The controversy will go presidential as well, since Bill Clinton and Bob Dole are taking opposite sides. To cite one specific, Clinton gingerly backs continuing minority preferences in federal contracts, while Dole has cosponsored a pending bill to eliminate them entirely. Backers of the California initiative, known as the California Civil Rights Initiative (CCRI), said Dole would campaign for their cause at a weekend rally in Orange County. The Clinton administration, meanwhile, reacted to last week's decision with notable caution. Although Associate Attorney General John Schmidt said the ruling was simply "wrong," another senior official told NEWSWEEK that the case "will spark a lot of nervous discussion" at Justice and the White House. "Any big news about affirmative action is bad news for Bill Clinton," said Terry Eastland, a conservative intellectual who served in the Reagan Justice Department. "It brings to the surface an issue on which a majority of Democrats--not just a majority of Americans--disagree with Clinton."

Despite its disarming title--a "civil rights initiative" could fool unwary voters--CCRI is an attempt to end 20 years of painful progress toward equal opportunity.
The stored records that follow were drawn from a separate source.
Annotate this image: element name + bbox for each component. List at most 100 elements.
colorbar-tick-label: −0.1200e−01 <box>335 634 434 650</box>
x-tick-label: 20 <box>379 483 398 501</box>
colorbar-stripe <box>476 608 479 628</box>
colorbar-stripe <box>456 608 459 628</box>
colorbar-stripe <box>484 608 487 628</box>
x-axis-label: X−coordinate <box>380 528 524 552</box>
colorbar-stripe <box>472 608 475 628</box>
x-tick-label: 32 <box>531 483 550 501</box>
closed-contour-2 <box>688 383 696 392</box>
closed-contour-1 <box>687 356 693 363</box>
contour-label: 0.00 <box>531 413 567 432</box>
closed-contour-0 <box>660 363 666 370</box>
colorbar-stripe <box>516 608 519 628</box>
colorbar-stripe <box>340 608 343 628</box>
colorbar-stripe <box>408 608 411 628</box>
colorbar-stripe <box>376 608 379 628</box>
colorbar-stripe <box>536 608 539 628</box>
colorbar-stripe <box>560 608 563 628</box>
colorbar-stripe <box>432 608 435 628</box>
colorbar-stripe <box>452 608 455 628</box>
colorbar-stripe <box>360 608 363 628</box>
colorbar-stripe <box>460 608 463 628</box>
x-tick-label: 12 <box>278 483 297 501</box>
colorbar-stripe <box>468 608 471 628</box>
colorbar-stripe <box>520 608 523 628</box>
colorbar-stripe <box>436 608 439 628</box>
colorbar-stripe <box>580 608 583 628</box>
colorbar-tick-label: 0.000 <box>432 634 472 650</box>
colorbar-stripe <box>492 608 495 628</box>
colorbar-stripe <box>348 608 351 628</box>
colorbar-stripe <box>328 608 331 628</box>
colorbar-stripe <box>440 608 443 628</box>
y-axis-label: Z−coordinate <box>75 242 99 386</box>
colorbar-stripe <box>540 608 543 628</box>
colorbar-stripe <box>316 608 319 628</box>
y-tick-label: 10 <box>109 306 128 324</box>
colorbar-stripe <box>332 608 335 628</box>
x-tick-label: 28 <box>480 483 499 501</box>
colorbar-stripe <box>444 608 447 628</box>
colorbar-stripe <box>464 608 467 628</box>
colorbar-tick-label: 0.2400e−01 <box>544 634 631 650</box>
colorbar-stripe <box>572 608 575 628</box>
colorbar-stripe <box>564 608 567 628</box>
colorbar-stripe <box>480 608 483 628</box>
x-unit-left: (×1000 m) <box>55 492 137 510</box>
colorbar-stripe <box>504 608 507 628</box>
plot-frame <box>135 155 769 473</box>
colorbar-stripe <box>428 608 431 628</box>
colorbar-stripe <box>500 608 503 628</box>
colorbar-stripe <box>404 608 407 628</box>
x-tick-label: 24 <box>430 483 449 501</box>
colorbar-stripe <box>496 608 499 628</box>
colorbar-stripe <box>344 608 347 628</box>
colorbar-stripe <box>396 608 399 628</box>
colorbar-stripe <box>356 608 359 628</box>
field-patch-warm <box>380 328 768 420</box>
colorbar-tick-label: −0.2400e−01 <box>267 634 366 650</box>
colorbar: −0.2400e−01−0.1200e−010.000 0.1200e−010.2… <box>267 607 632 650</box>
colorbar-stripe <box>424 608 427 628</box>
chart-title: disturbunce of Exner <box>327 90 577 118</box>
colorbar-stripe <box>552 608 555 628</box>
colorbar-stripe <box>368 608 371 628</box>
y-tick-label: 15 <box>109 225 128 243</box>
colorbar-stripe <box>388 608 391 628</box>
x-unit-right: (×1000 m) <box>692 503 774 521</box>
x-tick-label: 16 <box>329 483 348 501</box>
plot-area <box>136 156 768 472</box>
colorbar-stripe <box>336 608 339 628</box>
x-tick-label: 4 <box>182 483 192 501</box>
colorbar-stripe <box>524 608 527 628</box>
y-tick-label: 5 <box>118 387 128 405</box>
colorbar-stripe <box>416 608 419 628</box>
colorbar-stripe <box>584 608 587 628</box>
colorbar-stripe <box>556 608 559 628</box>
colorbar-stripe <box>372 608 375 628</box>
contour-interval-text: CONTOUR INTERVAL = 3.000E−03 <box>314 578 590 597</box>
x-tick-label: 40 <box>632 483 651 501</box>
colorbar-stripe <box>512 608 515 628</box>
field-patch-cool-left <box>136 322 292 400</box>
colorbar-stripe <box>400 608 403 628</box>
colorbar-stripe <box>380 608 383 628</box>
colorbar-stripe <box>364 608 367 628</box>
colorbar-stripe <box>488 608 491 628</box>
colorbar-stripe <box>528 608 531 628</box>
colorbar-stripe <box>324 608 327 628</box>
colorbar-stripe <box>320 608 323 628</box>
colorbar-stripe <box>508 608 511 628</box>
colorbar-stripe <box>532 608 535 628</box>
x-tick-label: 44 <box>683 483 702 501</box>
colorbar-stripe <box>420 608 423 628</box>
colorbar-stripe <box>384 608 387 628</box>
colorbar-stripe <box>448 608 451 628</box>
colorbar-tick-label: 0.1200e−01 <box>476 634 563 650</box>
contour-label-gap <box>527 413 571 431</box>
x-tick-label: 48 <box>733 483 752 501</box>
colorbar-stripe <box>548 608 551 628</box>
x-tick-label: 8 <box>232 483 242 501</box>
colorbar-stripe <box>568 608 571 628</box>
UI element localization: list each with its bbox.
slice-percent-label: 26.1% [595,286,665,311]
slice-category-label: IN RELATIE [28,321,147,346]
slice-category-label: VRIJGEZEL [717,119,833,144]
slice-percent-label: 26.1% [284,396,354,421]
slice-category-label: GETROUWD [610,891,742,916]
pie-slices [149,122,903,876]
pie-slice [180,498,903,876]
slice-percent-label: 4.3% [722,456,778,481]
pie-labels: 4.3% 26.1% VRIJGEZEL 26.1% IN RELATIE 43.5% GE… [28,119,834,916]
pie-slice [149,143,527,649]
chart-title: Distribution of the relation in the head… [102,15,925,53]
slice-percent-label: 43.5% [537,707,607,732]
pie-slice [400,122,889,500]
It would repeal affirmative-action rules for state and local government employees, and it would end the practice of "setting aside" a share of government contracts for business firms owned by blacks, Latinos and women. It would also end the mandate to promote "diversity" in the sprawling state university system. Its most conspicuous champions are Gov. Pete Wilson and Ward Connerly, a Wilson ally on the board of regents of the University of California, whose nine campuses include Berkeley and UCLA. The UC regents have already outlawed racial preferences; CCRI would extend the ban to the 21-campus Cal State system and community colleges. Connerly, an impassioned critic of race-based policies, is black. "This debate about affirmative action is not just about preferences," he says. "It's about that raw nerve of America we call "race.' Are we going to continue to believe that blacks by definition are disadvantaged? As a black man, I say no."

Connerly admits that ending racial preferences will probably lead to a "precipitous" drop in black enrollment within the UC system. (UC's student body is now 4 percent black and 14 percent Latino; Asian-American kids would be the likely big winners.) But the debate is turning nasty. The Los Angeles Times recently disclosed that some regents--Connerly was not among them--for years have used their VIP status to help applicants get into UC, and Connerly has been attacked in bitter terms. "He's married to a white woman," state Sen. Diane Watson complained recently. "He doesn't want to be black." Connerly called Watson "a bigot."

"Reverse discrimination is inescapably unfair, and it is, quite naturally, bound to engender resentment," Pete Wilson says. But if conservatives hope to use affirmative action as a wedge issue in '96, the political questions are: how many whites are mad and how mad are they? The evidence is mixed. A Field Poll in California suggests that CCRI will pass easily in the fall. On the other hand, polls also suggest that California voters don't care much about affirmative action, which last year ranked 25th out of 27 potential issues. The Los Angeles Times recently showed that Clinton, who now leads Dole by 21 points in the state, is not likely to lose many votes because of his support for preferences. But it's early.

How the Supreme Court will read the California returns is anybody's guess. The real issue in the Fifth Circuit's decision, according to Robert Berdahl, president of the University of Texas, is nothing less than "the virtual resegregation" of American higher education. That may be overstatement. But the courts' dilemma is the country's: how to move from the moral clarity of the civil-rights era to the painful ambiguities of its denouement.